Ya habrá tiempo para contar cómo comencé a negar todo aquello en la adolescencia. A lo que voy ahora es a cómo el gran Krzysztof Kieślowski supo hacer una obra maestra, dividida en diez partes, con los Diez mandamientos. Incluida en todas las listas del mejor cine del fin de siglo —además de en todas las historias de la televisión—, su propuesta satisfizo al Vaticano tanto como a Stanley Kubrick y los críticos más reputados. Entre los vecinos de los pisos que nos presenta Kieślowski hay adúlteros, ladrones y asesinos. Tampoco faltan los que no honran a sus padres, los que levantan falsos testimonios y quienes no santifican las fiestas. Cada uno de estos pecadores merece un episodio. A veces, los personajes de una entrega anterior se cruzan en el ascensor, o en cualquier otro de los espacios comunes, con los nuevos protagonistas. Pero nunca interactúan con ellos más allá de un saludo.
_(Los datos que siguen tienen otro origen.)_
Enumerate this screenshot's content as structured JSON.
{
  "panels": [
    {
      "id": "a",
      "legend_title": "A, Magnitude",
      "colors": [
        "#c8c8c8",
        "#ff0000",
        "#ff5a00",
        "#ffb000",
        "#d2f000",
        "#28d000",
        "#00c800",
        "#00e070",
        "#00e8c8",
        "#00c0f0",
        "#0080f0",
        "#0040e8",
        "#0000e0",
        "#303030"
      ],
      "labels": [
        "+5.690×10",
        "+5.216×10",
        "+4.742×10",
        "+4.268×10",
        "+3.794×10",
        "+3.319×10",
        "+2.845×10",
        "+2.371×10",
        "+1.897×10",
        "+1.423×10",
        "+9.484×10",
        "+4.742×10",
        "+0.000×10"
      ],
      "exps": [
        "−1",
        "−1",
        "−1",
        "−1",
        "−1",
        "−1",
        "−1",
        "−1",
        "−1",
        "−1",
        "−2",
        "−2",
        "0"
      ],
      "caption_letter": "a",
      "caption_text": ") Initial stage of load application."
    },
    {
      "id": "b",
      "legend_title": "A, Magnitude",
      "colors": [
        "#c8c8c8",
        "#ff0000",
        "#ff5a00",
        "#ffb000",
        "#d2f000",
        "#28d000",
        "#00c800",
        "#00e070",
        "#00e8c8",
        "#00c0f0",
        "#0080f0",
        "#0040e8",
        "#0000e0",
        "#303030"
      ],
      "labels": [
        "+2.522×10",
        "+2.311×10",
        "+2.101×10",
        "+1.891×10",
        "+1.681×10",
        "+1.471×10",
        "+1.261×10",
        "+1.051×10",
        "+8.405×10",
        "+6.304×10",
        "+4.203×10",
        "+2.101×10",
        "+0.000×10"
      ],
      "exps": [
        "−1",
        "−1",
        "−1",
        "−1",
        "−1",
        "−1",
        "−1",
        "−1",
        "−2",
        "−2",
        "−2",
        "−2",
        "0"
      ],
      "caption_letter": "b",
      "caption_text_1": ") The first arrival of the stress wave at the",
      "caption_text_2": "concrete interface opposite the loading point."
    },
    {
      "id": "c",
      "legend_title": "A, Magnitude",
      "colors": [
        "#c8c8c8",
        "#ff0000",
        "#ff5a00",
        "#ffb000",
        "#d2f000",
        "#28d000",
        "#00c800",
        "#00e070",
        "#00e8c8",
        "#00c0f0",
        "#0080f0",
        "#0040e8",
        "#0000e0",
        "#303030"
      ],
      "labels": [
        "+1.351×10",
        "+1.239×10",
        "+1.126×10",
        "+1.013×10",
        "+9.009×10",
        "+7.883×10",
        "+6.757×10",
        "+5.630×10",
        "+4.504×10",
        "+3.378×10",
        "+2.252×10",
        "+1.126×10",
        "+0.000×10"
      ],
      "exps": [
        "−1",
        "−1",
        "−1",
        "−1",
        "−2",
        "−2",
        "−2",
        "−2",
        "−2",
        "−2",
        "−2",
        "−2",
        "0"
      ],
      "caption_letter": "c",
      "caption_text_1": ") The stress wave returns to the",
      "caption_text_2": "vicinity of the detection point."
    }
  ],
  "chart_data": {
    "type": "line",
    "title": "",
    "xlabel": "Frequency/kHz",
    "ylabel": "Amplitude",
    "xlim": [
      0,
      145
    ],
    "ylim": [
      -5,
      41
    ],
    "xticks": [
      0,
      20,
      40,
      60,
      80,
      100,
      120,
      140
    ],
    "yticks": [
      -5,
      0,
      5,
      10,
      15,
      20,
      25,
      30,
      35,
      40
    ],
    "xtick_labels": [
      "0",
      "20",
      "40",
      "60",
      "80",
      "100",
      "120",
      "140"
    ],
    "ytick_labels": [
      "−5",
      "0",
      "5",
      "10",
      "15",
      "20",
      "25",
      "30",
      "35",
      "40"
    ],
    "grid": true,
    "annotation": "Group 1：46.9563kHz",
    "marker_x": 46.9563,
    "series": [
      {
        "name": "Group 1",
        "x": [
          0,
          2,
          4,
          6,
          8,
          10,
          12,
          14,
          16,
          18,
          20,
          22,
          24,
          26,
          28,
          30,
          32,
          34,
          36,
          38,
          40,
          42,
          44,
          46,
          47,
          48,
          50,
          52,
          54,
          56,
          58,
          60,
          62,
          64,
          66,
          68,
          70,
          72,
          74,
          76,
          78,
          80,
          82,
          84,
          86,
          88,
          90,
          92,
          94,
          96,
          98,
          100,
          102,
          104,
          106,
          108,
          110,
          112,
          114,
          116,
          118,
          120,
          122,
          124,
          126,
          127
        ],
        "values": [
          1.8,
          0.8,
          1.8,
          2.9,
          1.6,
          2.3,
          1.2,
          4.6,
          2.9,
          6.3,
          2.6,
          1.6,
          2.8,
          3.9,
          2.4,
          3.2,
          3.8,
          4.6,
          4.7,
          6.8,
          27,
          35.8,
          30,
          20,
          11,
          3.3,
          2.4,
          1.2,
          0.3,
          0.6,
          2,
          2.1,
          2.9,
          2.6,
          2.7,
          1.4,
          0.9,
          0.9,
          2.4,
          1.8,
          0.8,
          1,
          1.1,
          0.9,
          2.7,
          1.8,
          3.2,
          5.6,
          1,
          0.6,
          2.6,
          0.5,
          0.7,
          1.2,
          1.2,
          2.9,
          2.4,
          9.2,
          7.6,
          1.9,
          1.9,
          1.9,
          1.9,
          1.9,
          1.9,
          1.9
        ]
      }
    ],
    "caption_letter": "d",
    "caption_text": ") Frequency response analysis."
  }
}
Las historias se superponen, solo tienen en común el edificio, el vecindario. Todas son geniales, pero la contada en No amarás —que corresponde al Noveno mandamiento: “No desearás a la mujer de tu prójimo”— es especialmente conmovedora. Su protagonista es Tomek (Olaf Lubaszenko) un joven empleado en la oficina de correos del barrio. Mirón nocturno, por las noches, con la óptica correspondiente, observa a Magda (Grażyna Szapołowska) entregarse a su amante (Rafal Imbro). Pero lo suyo, más que lascivia o concupiscencia, es verdadero amor. De hecho, será Tomek quien confiesa a Magda que la observa y que la manda avisos de certificados falsos para poder verla más de cerca en la oficina. Cuando su amante golpea al muchacho, ella se apiada de él, lo mete en su casa y se le ofrece. Tomek, azorado, no sabe cómo proceder. Magda entonces lo masturba y le dice que eso es el amor, que ese placer, tan efímero, es cuanto esperaba de ella. Tomek intentará suicidarse. Y ella, mientras su admirador se repone en el hospital, comenzará a echar de menos sus miradas.
“El tono melancólico, único en la televisión de su época, y la escasez de líneas de diálogo, optando por narrar la historia a través de silencios, situó El Decálogo como la ficción europea de este periodo con un sello de autor más marcado”, escribe Toni de la Torre en su Historia de las series (Roca Editorial, Barcelona, 2016). Particularmente, comencé a verla en busca del retrato irónico de esas miserias de las comunidades de vecinos. Pero me fue dada una de las más sugerentes visiones sobre la moral cristiana que, prácticamente, viene a ser como decir la civilización occidental. Lástima que, a falta de más propuestas de esa altura, haya vuelto a mis prejuicios contra las series televisivas. No había nueva narrativa televisiva, fueron grandes cineastas haciendo televisión. Con ellos, la excelencia asomó fugazmente a una pantalla en la que imperan los argumentos dilatados y el adocenamiento.